Coverage measurements invalidated by non-testcase fuzzer outputs

Question

Coverage measurements invalidated by non-testcase fuzzer outputs

Lukas-Dresel opened this issue a year ago · comments

Fuzzbench's approach to coverage measurement simply runs the coverage of every file in the fuzzer corpus directory. However, most fuzzers (e.g. all of the AFL++ versions) often simply place their output directory into this directory. This fundamentally skews the coverage for those fuzzers on benchmark that parse related file formats.

A simple case of this is seen in my fuzzbench experiment. The large boost my tools achieve at the beginning for bloaty_fuzz_target is because I include a copy of all of the compiled binaries in a hidden .run_info directory to be able to reproduce the experiment locally.

The instrumented files are ELF files, and bloaty_fuzz_target parses ELF files. Another more sneaky issue arises similarly if a fuzzer crashes and dumps a corefile into this directory so the maintainers can reproduce why it crashed (as for example symsan and aflplusplus do), this corefile will itself be measured towards the fuzzer's coverage (because it is a valid ELF file), and a crashing fuzzer can significantly benefit from it, at least in the case of bloaty. I have observed this at least once for SymSan. However, other scenarios are possible, for example a fuzzer dumping some status as JSON files while fuzzing jsoncpp, etc.

At the moment however, it is simply not possible to get information out of the experiment without having it be treated as a testcase (other than dumping it to stdout, which is a bad idea).

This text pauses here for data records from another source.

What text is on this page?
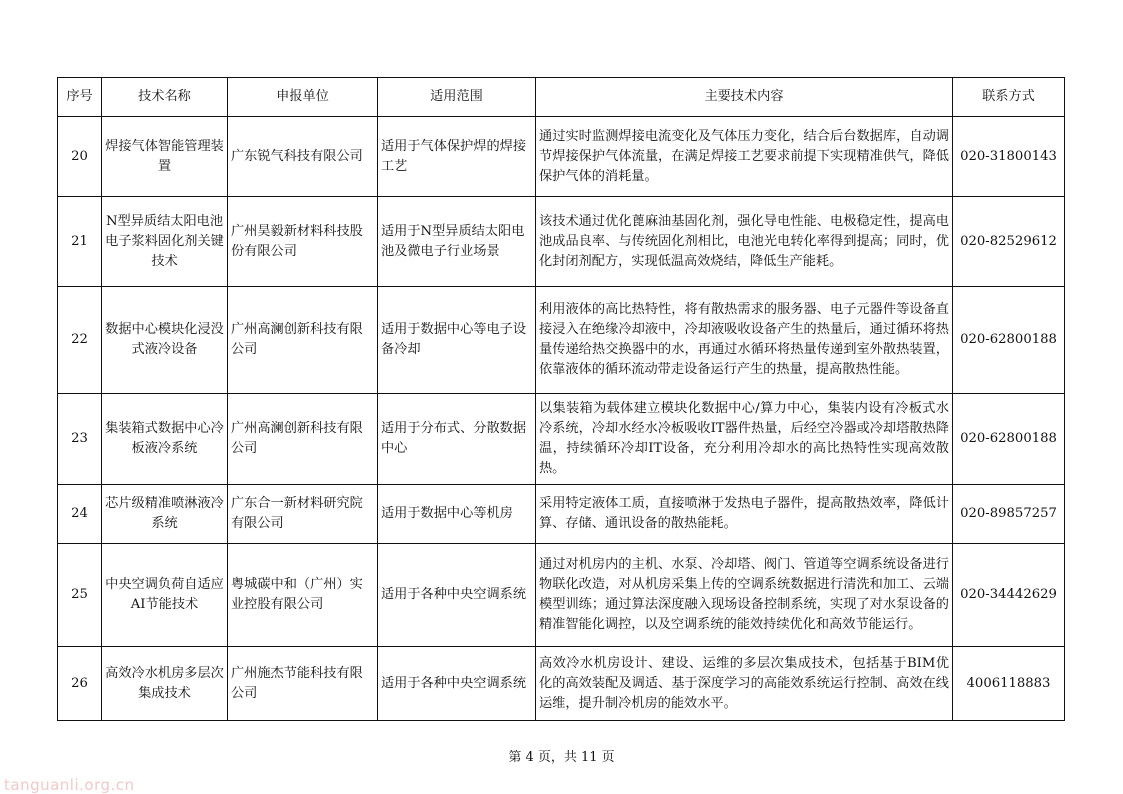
序号	技术名称	申报单位	适用范围	主要技术内容	联系方式
20	焊接气体智能管理装置	广东锐气科技有限公司	适用于气体保护焊的焊接工艺	通过实时监测焊接电流变化及气体压力变化，结合后台数据库，自动调节焊接保护气体流量，在满足焊接工艺要求前提下实现精准供气，降低保护气体的消耗量。	020-31800143
21	N型异质结太阳电池电子浆料固化剂关键技术	广州昊毅新材料科技股份有限公司	适用于N型异质结太阳电池及微电子行业场景	该技术通过优化蓖麻油基固化剂，强化导电性能、电极稳定性，提高电池成品良率、与传统固化剂相比，电池光电转化率得到提高；同时，优化封闭剂配方，实现低温高效烧结，降低生产能耗。	020-82529612
22	数据中心模块化浸没式液冷设备	广州高澜创新科技有限公司	适用于数据中心等电子设备冷却	利用液体的高比热特性，将有散热需求的服务器、电子元器件等设备直接浸入在绝缘冷却液中，冷却液吸收设备产生的热量后，通过循环将热量传递给热交换器中的水，再通过水循环将热量传递到室外散热装置，依靠液体的循环流动带走设备运行产生的热量，提高散热性能。	020-62800188
23	集装箱式数据中心冷板液冷系统	广州高澜创新科技有限公司	适用于分布式、分散数据中心	以集装箱为载体建立模块化数据中心/算力中心，集装内设有冷板式水冷系统，冷却水经水冷板吸收IT器件热量，后经空冷器或冷却塔散热降温，持续循环冷却IT设备，充分利用冷却水的高比热特性实现高效散热。	020-62800188
24	芯片级精准喷淋液冷系统	广东合一新材料研究院有限公司	适用于数据中心等机房	采用特定液体工质，直接喷淋于发热电子器件，提高散热效率，降低计算、存储、通讯设备的散热能耗。	020-89857257
25	中央空调负荷自适应AI节能技术	粤城碳中和（广州）实业控股有限公司	适用于各种中央空调系统	通过对机房内的主机、水泵、冷却塔、阀门、管道等空调系统设备进行物联化改造，对从机房采集上传的空调系统数据进行清洗和加工、云端模型训练；通过算法深度融入现场设备控制系统，实现了对水泵设备的精准智能化调控，以及空调系统的能效持续优化和高效节能运行。	020-34442629
26	高效冷水机房多层次集成技术	广州施杰节能科技有限公司	适用于各种中央空调系统	高效冷水机房设计、建设、运维的多层次集成技术，包括基于BIM优化的高效装配及调适、基于深度学习的高能效系统运行控制、高效在线运维，提升制冷机房的能效水平。	4006118883
第 4 页，共 11 页
tanguanli.org.cn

As a solution I propose to either

Allow for the exclusion of hidden files (prefixed by a .), and modify the fuzzers to run inside a .cwd directory or something of that sort
Add a way for fuzzers to specify globs or paths which contain real testcases to be measured, and only measure those
Split out a separate file collection mechanisms only for testcases, so that maintainers can retrieve debug information and logging without having them be interpreted as testcases

I implemented 1. in my fork because it is simple to do, and none of the fuzzers I investigated stored crashes or testcases in a hidden directory. This also helps improve the performance of the measurements since unrelated .redundant_edges and .auto_extras in AFL++ for example aren't included (and shouldn't have been anyways)

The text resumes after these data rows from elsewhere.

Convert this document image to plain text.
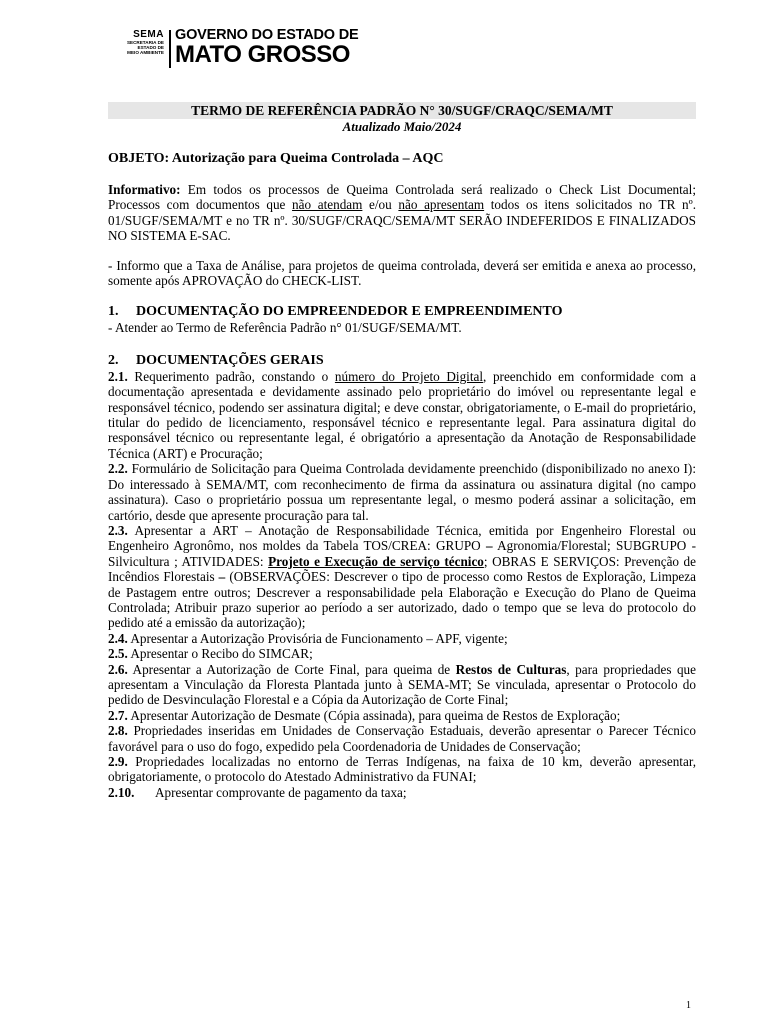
SEMA
SECRETARIA DE
ESTADO DE
MEIO AMBIENTE
GOVERNO DO ESTADO DE
MATO GROSSO
TERMO DE REFERÊNCIA PADRÃO N° 30/SUGF/CRAQC/SEMA/MT
Atualizado Maio/2024
OBJETO: Autorização para Queima Controlada – AQC
Informativo: Em todos os processos de Queima Controlada será realizado o Check List Documental; Processos com documentos que não atendam e/ou não apresentam todos os itens solicitados no TR nº. 01/SUGF/SEMA/MT e no TR nº. 30/SUGF/CRAQC/SEMA/MT SERÃO INDEFERIDOS E FINALIZADOS NO SISTEMA E-SAC.
- Informo que a Taxa de Análise, para projetos de queima controlada, deverá ser emitida e anexa ao processo, somente após APROVAÇÃO do CHECK-LIST.
1. DOCUMENTAÇÃO DO EMPREENDEDOR E EMPREENDIMENTO
- Atender ao Termo de Referência Padrão n° 01/SUGF/SEMA/MT.
2. DOCUMENTAÇÕES GERAIS
2.1. Requerimento padrão, constando o número do Projeto Digital, preenchido em conformidade com a documentação apresentada e devidamente assinado pelo proprietário do imóvel ou representante legal e responsável técnico, podendo ser assinatura digital; e deve constar, obrigatoriamente, o E-mail do proprietário, titular do pedido de licenciamento, responsável técnico e representante legal. Para assinatura digital do responsável técnico ou representante legal, é obrigatório a apresentação da Anotação de Responsabilidade Técnica (ART) e Procuração;
2.2. Formulário de Solicitação para Queima Controlada devidamente preenchido (disponibilizado no anexo I): Do interessado à SEMA/MT, com reconhecimento de firma da assinatura ou assinatura digital (no campo assinatura). Caso o proprietário possua um representante legal, o mesmo poderá assinar a solicitação, em cartório, desde que apresente procuração para tal.
2.3. Apresentar a ART – Anotação de Responsabilidade Técnica, emitida por Engenheiro Florestal ou Engenheiro Agronômo, nos moldes da Tabela TOS/CREA: GRUPO – Agronomia/Florestal; SUBGRUPO - Silvicultura ; ATIVIDADES: Projeto e Execução de serviço técnico; OBRAS E SERVIÇOS: Prevenção de Incêndios Florestais – (OBSERVAÇÕES: Descrever o tipo de processo como Restos de Exploração, Limpeza de Pastagem entre outros; Descrever a responsabilidade pela Elaboração e Execução do Plano de Queima Controlada; Atribuir prazo superior ao período a ser autorizado, dado o tempo que se leva do protocolo do pedido até a emissão da autorização);
2.4. Apresentar a Autorização Provisória de Funcionamento – APF, vigente;
2.5. Apresentar o Recibo do SIMCAR;
2.6. Apresentar a Autorização de Corte Final, para queima de Restos de Culturas, para propriedades que apresentam a Vinculação da Floresta Plantada junto à SEMA-MT; Se vinculada, apresentar o Protocolo do pedido de Desvinculação Florestal e a Cópia da Autorização de Corte Final;
2.7. Apresentar Autorização de Desmate (Cópia assinada), para queima de Restos de Exploração;
2.8. Propriedades inseridas em Unidades de Conservação Estaduais, deverão apresentar o Parecer Técnico favorável para o uso do fogo, expedido pela Coordenadoria de Unidades de Conservação;
2.9. Propriedades localizadas no entorno de Terras Indígenas, na faixa de 10 km, deverão apresentar, obrigatoriamente, o protocolo do Atestado Administrativo da FUNAI;
2.10. Apresentar comprovante de pagamento da taxa;
1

jonathanmetzman · Answer 1 · Fri May 05 2023 03:09:01 GMT+0800 (China Standard Time)

Thank you for writing this very thoughtful and well researched response.

There are some special cases you mention but I'm not so worried about it. We're testing automated bug discovery and these quirks can help with that in real life (in ClusterFuzz we don't currently use the whole output directory, but from what you point out we would benefit from doing this). I think keeping the FuzzBench API simple is worth the inaccuracy this may bring. I'm not sure it's worth doing anything except removing bloaty.

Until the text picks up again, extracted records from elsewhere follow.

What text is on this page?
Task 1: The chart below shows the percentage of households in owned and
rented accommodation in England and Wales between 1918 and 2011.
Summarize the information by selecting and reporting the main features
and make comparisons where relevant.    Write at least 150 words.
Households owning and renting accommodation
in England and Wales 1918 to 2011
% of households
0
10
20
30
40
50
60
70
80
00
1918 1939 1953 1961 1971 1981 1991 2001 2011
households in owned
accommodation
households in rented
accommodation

Lukas Dresel · Answer 2 · Fri May 05 2023 04:18:34 GMT+0800 (China Standard Time)

@jonathanmetzman to clarify, this does not actually improve the performance, (they fuzzers don't pick those files up, they're pretty careful in what they synchronize in to keep performance optimal, e.g. afl internally knows the id of the input it expects to sync next, and doesn't look for anything else). It only skews the measurement in the plot. So this won't improve the fuzzing runs because the resulting inputs aren't picked up by the fuzzers in any way (as they shouldn't be).

My patch is very simple, behaves consistently with common conventions around hidden files and should not require any modifications for the common fuzzers I'm aware of. IMHO this should be fixed because it does not measure a fuzzer's exploratory power at all, simply the diversity of auxiliary and logging outputs it produces (basically, how well it can auto-generate high-quality seeds of common file formats completely by accident)

E.g. if a fuzzer plots an image showing the coverage graph over time, now you might have this fuzzer get really good coverage for the corresponding image parser, even though it might have crashed early and not really produced any outputs at all.

That example also shows that removing bloaty does not address the issue, because the fuzzed formats are quite common.